Two of the nine shorts included here, however, are of an entirely different order. The title story “Good-Bye” is a compelling change of pace. It is about the daughter of a bucktoothed ex-soldier (looking cut and pasted from anti-Japanese U.S. WWII propaganda) who has taken to fraternizing with American soldiers during the Occupation. Unlike her many counterparts in other Tatsumi stories, she's more than just a caricature of an oversexed, castrating female who is punished by the end for being too independent. As it turns out, she resents her father for not being a strong role model or a good parent. As an ex-soldier, her father is symbolic of the Japanese nation as a whole. The story seems to be metaphorically criticizing Imperial Japan for having let its citizens down by losing the war.
Far and away the best story in the volume—even better than “Good-Bye”—is “Hell.” As the first story in the volume, it leaves an especially indelible impression. This one is about the aftermath of the nuclear bombing of Hiroshima. In the days immediately afterward, a man photographs the shadow of a boy massaging his mother's back that had been seared into a wall by the blast. Both son and mother had presumably been incinerated. The image becomes hailed as a symbol of the peace that war had ruthlessly destroyed. But then the photographer finds out that the image was not one of peace at all—the blast had, in fact, caught a boy in the act of strangling a woman to death! So, yes, the bomb was evil. But evil predated the bomb, and “Hell” is a searing criticism of a Japan that often forgets that it had been victimizer as well as victim during the war. Incidentally, this selective amnesia continues to strain Japan's diplomatic relationship with its Asian neighbors, making “Hell” as unsettlingly topical now as it was when it was written forty years ago.

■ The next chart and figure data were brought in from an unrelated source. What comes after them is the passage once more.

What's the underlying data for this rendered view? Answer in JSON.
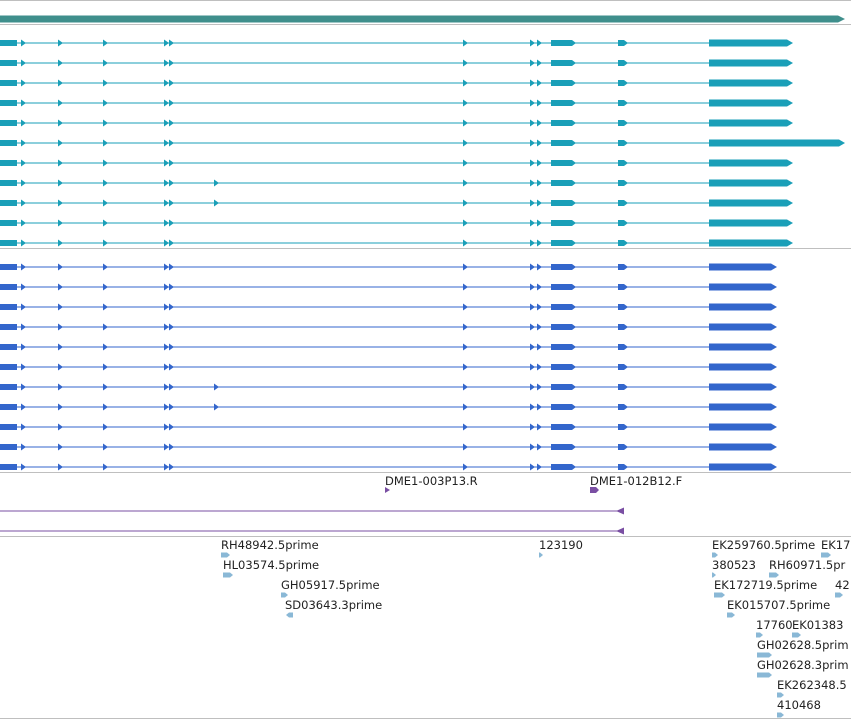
{
  "colors": {
    "background": "#ffffff",
    "divider": "#bfbfbf",
    "gene_span": "#3f8f8c",
    "transcripts_a": "#1a9fb8",
    "transcripts_b": "#3366cc",
    "clones": "#7a4fa3",
    "ests": "#8ab8d6"
  },
  "gene": {
    "strand": "forward"
  },
  "transcript_track_a": {
    "strand": "forward",
    "rows": [
      {
        "variant": "standard",
        "long_3prime": false
      },
      {
        "variant": "standard",
        "long_3prime": false
      },
      {
        "variant": "standard",
        "long_3prime": false
      },
      {
        "variant": "standard",
        "long_3prime": false
      },
      {
        "variant": "standard",
        "long_3prime": false
      },
      {
        "variant": "standard",
        "long_3prime": true
      },
      {
        "variant": "standard",
        "long_3prime": false
      },
      {
        "variant": "extra_exon",
        "long_3prime": false
      },
      {
        "variant": "extra_exon",
        "long_3prime": false
      },
      {
        "variant": "standard",
        "long_3prime": false
      },
      {
        "variant": "standard",
        "long_3prime": false
      }
    ]
  },
  "transcript_track_b": {
    "strand": "forward",
    "rows": [
      {
        "variant": "standard"
      },
      {
        "variant": "standard"
      },
      {
        "variant": "standard"
      },
      {
        "variant": "standard"
      },
      {
        "variant": "standard"
      },
      {
        "variant": "standard"
      },
      {
        "variant": "extra_exon"
      },
      {
        "variant": "extra_exon"
      },
      {
        "variant": "standard"
      },
      {
        "variant": "standard"
      },
      {
        "variant": "standard"
      }
    ]
  },
  "clones": [
    {
      "label": "DME1-003P13.R",
      "strand": "forward"
    },
    {
      "label": "DME1-012B12.F",
      "strand": "forward"
    }
  ],
  "clone_lines": [
    {
      "strand": "reverse"
    },
    {
      "strand": "reverse"
    }
  ],
  "ests": [
    {
      "label": "RH48942.5prime",
      "strand": "forward"
    },
    {
      "label": "HL03574.5prime",
      "strand": "forward"
    },
    {
      "label": "GH05917.5prime",
      "strand": "forward"
    },
    {
      "label": "SD03643.3prime",
      "strand": "reverse"
    },
    {
      "label": "123190",
      "strand": "forward"
    },
    {
      "label": "EK259760.5prime",
      "strand": "forward"
    },
    {
      "label": "EK17",
      "strand": "forward"
    },
    {
      "label": "380523",
      "strand": "forward"
    },
    {
      "label": "RH60971.5pr",
      "strand": "forward"
    },
    {
      "label": "EK172719.5prime",
      "strand": "forward"
    },
    {
      "label": "42",
      "strand": "forward"
    },
    {
      "label": "EK015707.5prime",
      "strand": "forward"
    },
    {
      "label": "17760",
      "strand": "forward"
    },
    {
      "label": "EK01383",
      "strand": "forward"
    },
    {
      "label": "GH02628.5prim",
      "strand": "forward"
    },
    {
      "label": "GH02628.3prim",
      "strand": "forward"
    },
    {
      "label": "EK262348.5",
      "strand": "forward"
    },
    {
      "label": "410468",
      "strand": "forward"
    }
  ]
}
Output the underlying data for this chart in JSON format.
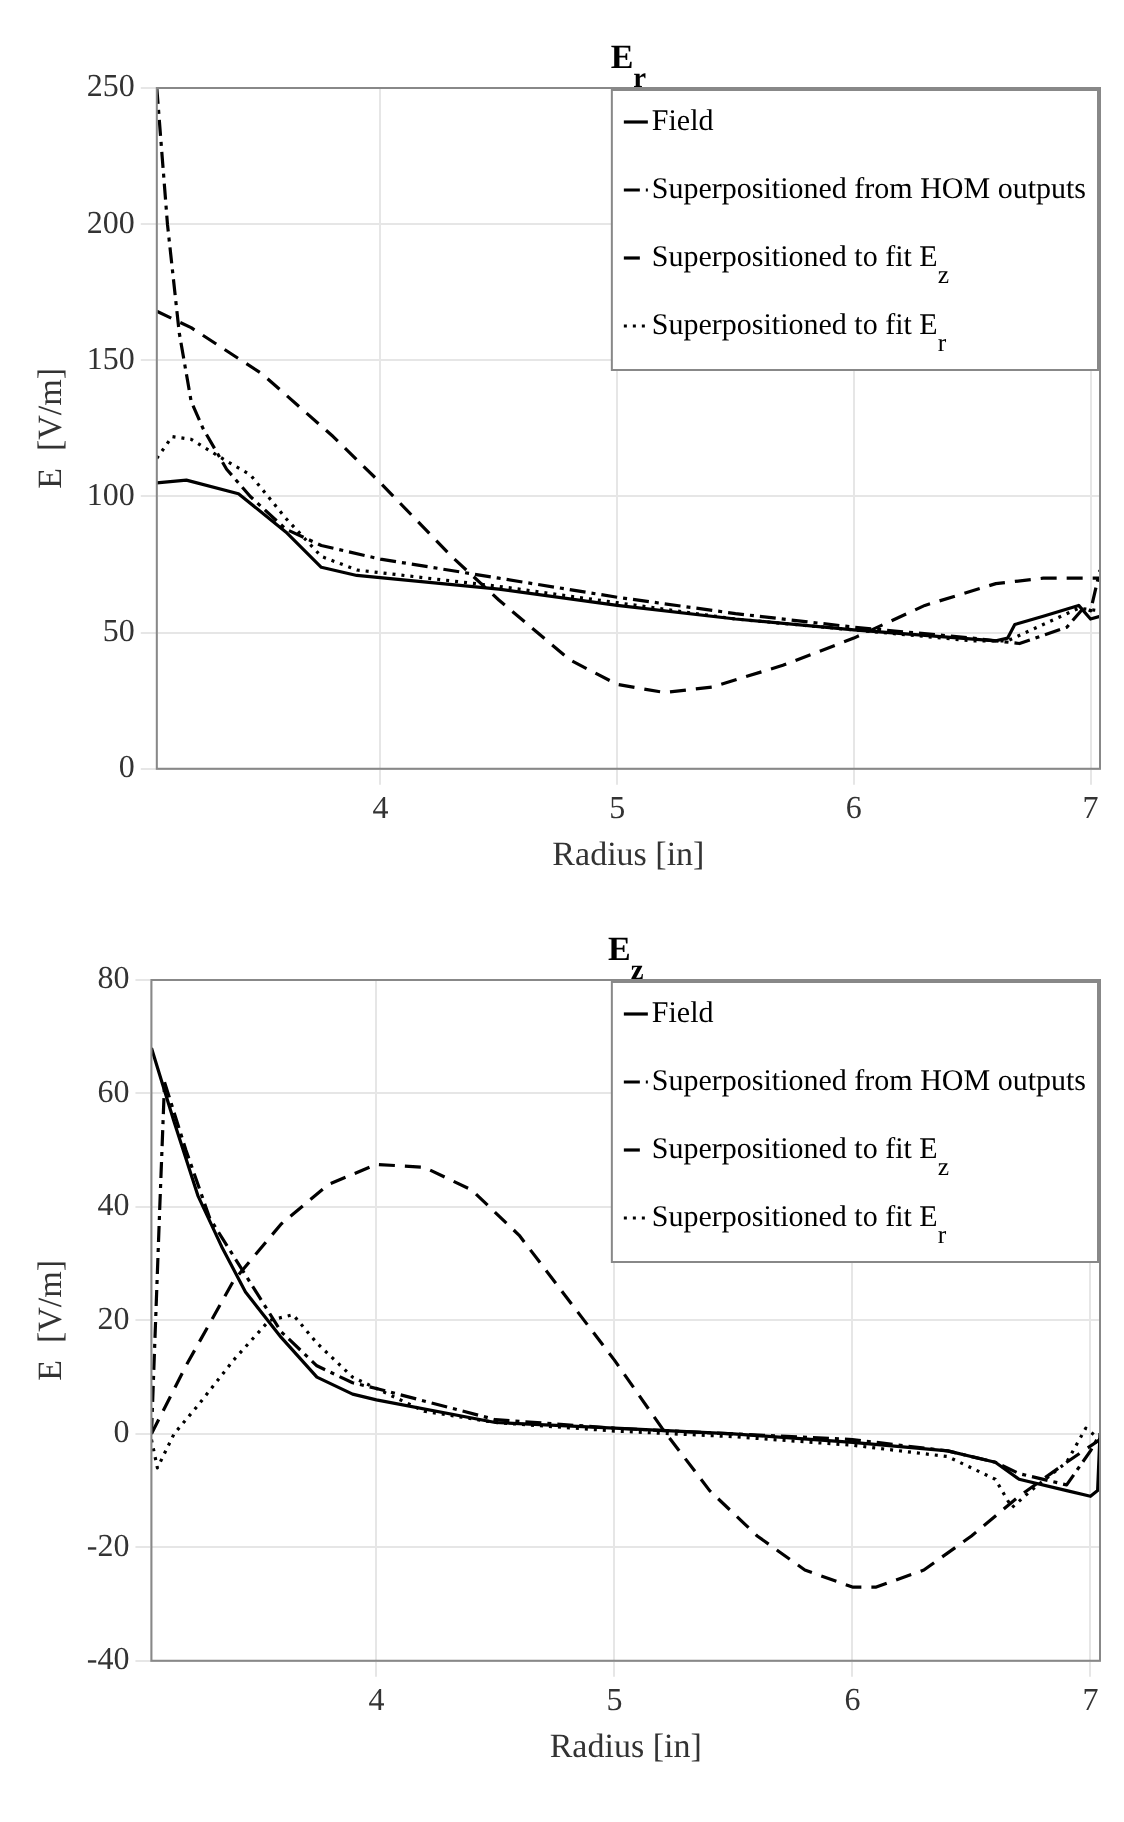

Tatsumi's artwork is handsomely drawn and chock-full of historic detail. Some will adore its snapshot of a now lost version of urban Japan. Others accustomed to today's manga styles may find the obviously vintage visual style a bit off-putting. But what is unequivocally problematic with regards to the art is Drawn & Quarterly's publishing strategy. All of their Tatsumi books, including Good-Bye, read left to right. Given that not even Naruto
is flipped for American release these days, this is a strange move. Even stranger is editor Adrian Tomine's decision not to reverse entire pages but rather to cut and paste panels that were originally sequenced right to left and reorder them left to right. (This is the way Dark Horse published Blade of the Immortal
in order to meet the specific demands of its creator, Hiroaki Samura.) Thus, Drawn & Quarterly's edition can be frustrating to read because individual panels still make the most sense when scanned right to left. Furthermore, it compromises the integrity and fluidity of Tatsumi's visual technique; Tomine should have left well enough alone.
In any case, this book is highly recommended to anyone interested in “literary” manga and graphic novels…even and especially to those who have been unimpressed by Tatsumi's previous English-language output. Though if you shy away from frank treatment of rape and incest, you might be well-advised to stay away. Regardless, Good-Bye
is at once a nostalgic and timely vision of postwar Japan that should never be forgotten. And yes, that crunching noise is the sound of me eating my hat! Notes
: hardcover, 1st American edition Rating
- The first D&Q Tatsumi volume to be worth the price of entry. And well worth it, it is. Those who have been skeptical in the past should put their doubts on hold, while those who have already been convinced don't need to be sold.